‘Türkiye hâlâ net bir yön belirlemiş değil’
“Denge politikasının faydası olduğu zamanlar da olur, zararı olduğu zamanlar da olur. Bunu iyi tartmak lazım. Fakat Türkiye Batılı ülkeler ile ilişkisini yoğunlaştırmış vaziyette. Ama Asya ile de ilişkilerini geliştirmek istediğini belirtiyor. Yeterli seviyede gelişmiş mi? Hayır. Yeterli seviyede gelişmediği takdirde KKTC konusunda olsun, diğer konularda olsun böyle sonuçlar beklemek mümkün değil. Dolayısıyla Batı ile olan bağımlılık coğrafyanızda size farklı sonuçlar çıkarıyor. Tabii Türkiye’nin şu ana kadar izlemiş olduğu politikalar da net bir adım atmadığını, halen denge politikasına devam ettiğini gösteriyor. Peki, Sayın Bahçeli’nin dediği olabilir miydi? Olsaydı belki de Türk Cumhuriyeti devletleri bu birlikteliği gördükten sonra bu adımları atmayabilirlerdi. Ama şu anda onunla ilgili net bir adım yok. Sadece bir teklif olarak kaldı. Şanghay İşbirliği Örgütü’ne üye olma girişimleri var, BRICS’e başvurular var ama bunlar şu ana kadar ekonomik birlik olarak gözükse de sonuç itibariyle her ekonomik birlik siyasi birliğe doğru evriliyor. Bunun içerisinde zamanında yer almak lazım. Tek bir yörüngede kaldığınız zaman dayatmacı politikaları da uygulamak zorunda kalabiliyorsunuz. Denge siyasetinin böyle yürütülmesi gerektiğini düşünüyorum; yani birçok yerde olup, karşı tarafın dayatmalarına karşı siz de diğer taraftaki işbirliğiniz ile cevap vermeniz gerekiyor.

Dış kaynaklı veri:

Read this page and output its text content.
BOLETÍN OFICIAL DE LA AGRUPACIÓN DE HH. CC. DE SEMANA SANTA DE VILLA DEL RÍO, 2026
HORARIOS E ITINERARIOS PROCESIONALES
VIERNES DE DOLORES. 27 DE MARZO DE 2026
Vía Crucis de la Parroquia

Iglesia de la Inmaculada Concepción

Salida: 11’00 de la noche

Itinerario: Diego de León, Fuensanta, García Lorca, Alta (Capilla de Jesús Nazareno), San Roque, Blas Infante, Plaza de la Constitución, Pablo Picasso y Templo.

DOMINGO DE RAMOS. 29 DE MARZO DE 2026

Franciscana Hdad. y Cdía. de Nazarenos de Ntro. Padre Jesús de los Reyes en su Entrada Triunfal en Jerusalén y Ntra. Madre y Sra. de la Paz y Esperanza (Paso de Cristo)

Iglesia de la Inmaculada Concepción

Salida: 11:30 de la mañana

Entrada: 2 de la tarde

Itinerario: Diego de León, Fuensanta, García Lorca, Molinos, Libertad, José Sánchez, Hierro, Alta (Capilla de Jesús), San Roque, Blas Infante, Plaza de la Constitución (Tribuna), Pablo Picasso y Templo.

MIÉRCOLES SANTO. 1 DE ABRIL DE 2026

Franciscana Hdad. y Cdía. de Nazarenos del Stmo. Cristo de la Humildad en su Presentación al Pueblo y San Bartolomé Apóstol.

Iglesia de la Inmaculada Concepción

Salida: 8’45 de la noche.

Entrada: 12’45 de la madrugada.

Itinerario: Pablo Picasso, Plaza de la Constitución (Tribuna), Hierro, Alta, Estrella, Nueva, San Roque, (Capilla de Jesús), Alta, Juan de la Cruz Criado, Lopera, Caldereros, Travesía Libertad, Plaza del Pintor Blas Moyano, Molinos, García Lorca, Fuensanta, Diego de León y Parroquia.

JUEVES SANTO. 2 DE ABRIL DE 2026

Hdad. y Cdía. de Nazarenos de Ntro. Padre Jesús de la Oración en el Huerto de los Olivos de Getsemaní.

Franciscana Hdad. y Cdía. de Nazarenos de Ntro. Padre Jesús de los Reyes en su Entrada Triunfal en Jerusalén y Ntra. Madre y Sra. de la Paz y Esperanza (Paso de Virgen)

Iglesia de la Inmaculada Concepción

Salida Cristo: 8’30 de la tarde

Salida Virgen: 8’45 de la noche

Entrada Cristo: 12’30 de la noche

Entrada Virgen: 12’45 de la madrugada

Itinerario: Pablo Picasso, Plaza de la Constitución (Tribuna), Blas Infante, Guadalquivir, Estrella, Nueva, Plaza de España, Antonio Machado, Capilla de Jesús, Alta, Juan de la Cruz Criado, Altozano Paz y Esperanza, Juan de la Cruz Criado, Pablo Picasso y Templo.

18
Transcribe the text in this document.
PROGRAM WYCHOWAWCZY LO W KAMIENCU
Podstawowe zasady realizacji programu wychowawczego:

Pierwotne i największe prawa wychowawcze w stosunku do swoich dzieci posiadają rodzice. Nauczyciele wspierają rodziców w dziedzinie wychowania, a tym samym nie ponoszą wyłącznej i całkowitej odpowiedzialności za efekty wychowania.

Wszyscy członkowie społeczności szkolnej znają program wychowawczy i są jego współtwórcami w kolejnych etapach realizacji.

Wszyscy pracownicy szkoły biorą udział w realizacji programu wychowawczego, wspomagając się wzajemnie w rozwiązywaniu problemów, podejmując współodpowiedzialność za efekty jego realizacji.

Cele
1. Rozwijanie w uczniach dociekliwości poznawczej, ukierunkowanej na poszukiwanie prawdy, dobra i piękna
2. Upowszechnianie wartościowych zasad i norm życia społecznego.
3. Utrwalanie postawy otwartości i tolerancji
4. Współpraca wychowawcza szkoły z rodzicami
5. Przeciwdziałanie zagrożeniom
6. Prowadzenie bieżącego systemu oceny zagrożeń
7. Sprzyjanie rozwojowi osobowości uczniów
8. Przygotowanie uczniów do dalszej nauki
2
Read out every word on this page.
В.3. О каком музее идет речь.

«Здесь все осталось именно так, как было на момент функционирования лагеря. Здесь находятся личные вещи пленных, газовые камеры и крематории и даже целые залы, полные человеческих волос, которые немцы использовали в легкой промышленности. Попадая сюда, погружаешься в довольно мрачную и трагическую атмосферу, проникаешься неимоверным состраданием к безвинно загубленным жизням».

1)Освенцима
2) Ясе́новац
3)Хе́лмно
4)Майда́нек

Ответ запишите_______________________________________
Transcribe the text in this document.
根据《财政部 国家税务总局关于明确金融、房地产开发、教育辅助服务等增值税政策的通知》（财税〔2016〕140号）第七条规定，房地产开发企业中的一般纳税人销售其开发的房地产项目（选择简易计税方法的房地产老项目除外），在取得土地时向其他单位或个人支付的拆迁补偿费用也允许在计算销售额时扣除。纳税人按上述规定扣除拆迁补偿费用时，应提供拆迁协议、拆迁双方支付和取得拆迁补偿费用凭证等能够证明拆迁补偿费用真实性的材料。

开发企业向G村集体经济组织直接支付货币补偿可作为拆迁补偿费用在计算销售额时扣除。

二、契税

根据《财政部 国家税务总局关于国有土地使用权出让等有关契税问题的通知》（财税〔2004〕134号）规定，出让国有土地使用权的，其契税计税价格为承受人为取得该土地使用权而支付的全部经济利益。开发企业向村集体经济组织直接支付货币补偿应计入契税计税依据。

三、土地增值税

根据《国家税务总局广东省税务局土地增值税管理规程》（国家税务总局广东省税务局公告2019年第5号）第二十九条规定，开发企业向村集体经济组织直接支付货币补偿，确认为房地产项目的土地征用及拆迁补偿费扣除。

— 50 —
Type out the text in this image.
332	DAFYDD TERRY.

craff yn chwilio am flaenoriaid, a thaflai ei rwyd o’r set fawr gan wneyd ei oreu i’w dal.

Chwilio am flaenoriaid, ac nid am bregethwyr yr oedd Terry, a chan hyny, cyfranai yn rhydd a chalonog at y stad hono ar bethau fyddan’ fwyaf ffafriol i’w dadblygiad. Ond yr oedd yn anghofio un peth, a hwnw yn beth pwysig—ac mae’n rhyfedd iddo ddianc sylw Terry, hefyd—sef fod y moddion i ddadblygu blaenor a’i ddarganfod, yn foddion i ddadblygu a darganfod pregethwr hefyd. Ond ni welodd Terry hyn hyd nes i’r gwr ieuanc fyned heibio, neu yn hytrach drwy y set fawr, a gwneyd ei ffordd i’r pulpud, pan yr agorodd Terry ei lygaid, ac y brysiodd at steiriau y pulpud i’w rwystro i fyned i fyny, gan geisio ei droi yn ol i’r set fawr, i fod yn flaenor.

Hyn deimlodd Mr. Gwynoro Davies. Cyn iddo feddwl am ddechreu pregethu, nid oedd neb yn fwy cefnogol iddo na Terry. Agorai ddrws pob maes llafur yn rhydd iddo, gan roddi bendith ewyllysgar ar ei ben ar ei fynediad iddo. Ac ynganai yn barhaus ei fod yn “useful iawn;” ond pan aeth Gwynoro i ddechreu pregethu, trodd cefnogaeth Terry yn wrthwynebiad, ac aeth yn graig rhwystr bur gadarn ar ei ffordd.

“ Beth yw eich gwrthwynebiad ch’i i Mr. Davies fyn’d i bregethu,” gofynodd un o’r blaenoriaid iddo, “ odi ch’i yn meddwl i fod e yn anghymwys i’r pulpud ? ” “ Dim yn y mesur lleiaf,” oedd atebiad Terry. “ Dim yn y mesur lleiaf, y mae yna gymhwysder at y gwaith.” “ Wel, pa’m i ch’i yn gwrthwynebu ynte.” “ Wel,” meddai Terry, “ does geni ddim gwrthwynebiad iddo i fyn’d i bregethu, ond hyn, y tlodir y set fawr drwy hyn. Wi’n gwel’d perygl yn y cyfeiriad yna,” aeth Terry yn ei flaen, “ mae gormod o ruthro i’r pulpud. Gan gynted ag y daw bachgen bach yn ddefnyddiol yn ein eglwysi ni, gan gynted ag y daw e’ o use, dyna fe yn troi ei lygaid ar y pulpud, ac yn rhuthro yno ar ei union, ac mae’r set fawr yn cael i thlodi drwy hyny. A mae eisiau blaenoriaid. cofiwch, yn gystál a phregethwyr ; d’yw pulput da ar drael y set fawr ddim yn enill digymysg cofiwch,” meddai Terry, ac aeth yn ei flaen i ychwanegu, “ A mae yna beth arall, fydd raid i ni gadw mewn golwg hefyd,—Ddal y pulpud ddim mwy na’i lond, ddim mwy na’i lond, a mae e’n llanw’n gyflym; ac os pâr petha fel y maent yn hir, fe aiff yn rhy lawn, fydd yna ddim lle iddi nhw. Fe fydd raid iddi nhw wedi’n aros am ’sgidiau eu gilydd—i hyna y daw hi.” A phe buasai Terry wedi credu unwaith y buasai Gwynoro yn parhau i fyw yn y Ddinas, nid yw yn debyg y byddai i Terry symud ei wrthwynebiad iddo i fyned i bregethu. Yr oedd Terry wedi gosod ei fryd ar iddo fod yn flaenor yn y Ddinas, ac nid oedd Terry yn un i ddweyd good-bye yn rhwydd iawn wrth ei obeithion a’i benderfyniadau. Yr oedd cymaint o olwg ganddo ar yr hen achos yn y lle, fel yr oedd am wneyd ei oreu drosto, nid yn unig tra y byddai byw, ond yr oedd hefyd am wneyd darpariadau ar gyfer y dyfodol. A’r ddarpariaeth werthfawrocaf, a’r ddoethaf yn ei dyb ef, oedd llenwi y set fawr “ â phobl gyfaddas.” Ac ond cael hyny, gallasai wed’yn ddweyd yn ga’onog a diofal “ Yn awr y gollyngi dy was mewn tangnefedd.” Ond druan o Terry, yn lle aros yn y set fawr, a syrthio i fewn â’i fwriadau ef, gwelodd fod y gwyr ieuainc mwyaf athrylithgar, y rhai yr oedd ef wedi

Şu anda Suriye’de Trump ile ilişkiler iyi gidiyor ama Biden ile gitmiyordu. Bir başka gün başka kişi gelir, iyi gitmeyebilir. Bununla ilgili olarak da Türkiye’nin bazı farklı politikalara adım atması ve net olması gerekiyor diye düşünüyorum.”
‘ABD çıkarları için Suriye’de’
‘ABD’nin bölge politikalarının kökeni BOP Projesi’
“ABD’nin bugünkü ve gelecekteki politikasını Condoleezza Rice’ın yazmış olduğu makalede aramak lazım. Çok uzak değil, 2002 yılı. Bölgede sınırlar değişecek’ diyor. Bu sınırlar değişirken, İsrail’e tehdit olabilecek ülkeler sıralanırken mesela neden Suudi Arabistan, BAE, Katar, Kuveyt sınırları değişmiyor da İsrail’e tehdit olabilen Arap milliyetçiliğinin yoğun olduğu ülkelerin sınırları değiştirilmek isteniyor? Bir kere bunu sormak lazım. Dolayısıyla bunlar içerisinde Netanyahu tehdit olarak haritada 3 ülke gösterdi. Türkiye’ye belki cesaret edemedi ama Türkiye’nin de tehdit olduğunu biliyor. Böyle bir durumda biz bu uzun vadeli politikanın Türkiye’ye alıştıra alıştıra yaptırılmasını mı göreceğiz? Hakan Fidan ve hükümet bunun tedirginliğini yaşıyor olabilir. Çünkü Tom Barrack önce ‘Tek Suriye’ dedi, sonra ‘Federasyona benzer’ dedi. Buna herkes ‘U dönüşü’ dedi. Hayır, bu U dönüşü değil. Alıştıra alıştıra yapmaya çalışıyor. Bu sadece ‘L dönüşü. Sola ya da sağa dönüş, adına ne derseniz. Bu, SDG konusunda entegrasyon deniyor ama entegrasyonun muhteviyatı ne olacak? Nasıl olacak? Entegrasyon konusunda o kadar çok senaryo konuşulabilir ki. Buradaki askeri yapının ne kadarı SDG’de olacak, ne kadarı Suriye hükümetinde, ne kadarı Türk, ne kadarı Arap olacak… Bunun yüzde oranı ne olacak? Atamalar nasıl olacak? Şu anda bunu bilmiyoruz. Sadece entegre olacak mı, olmayacak mı?"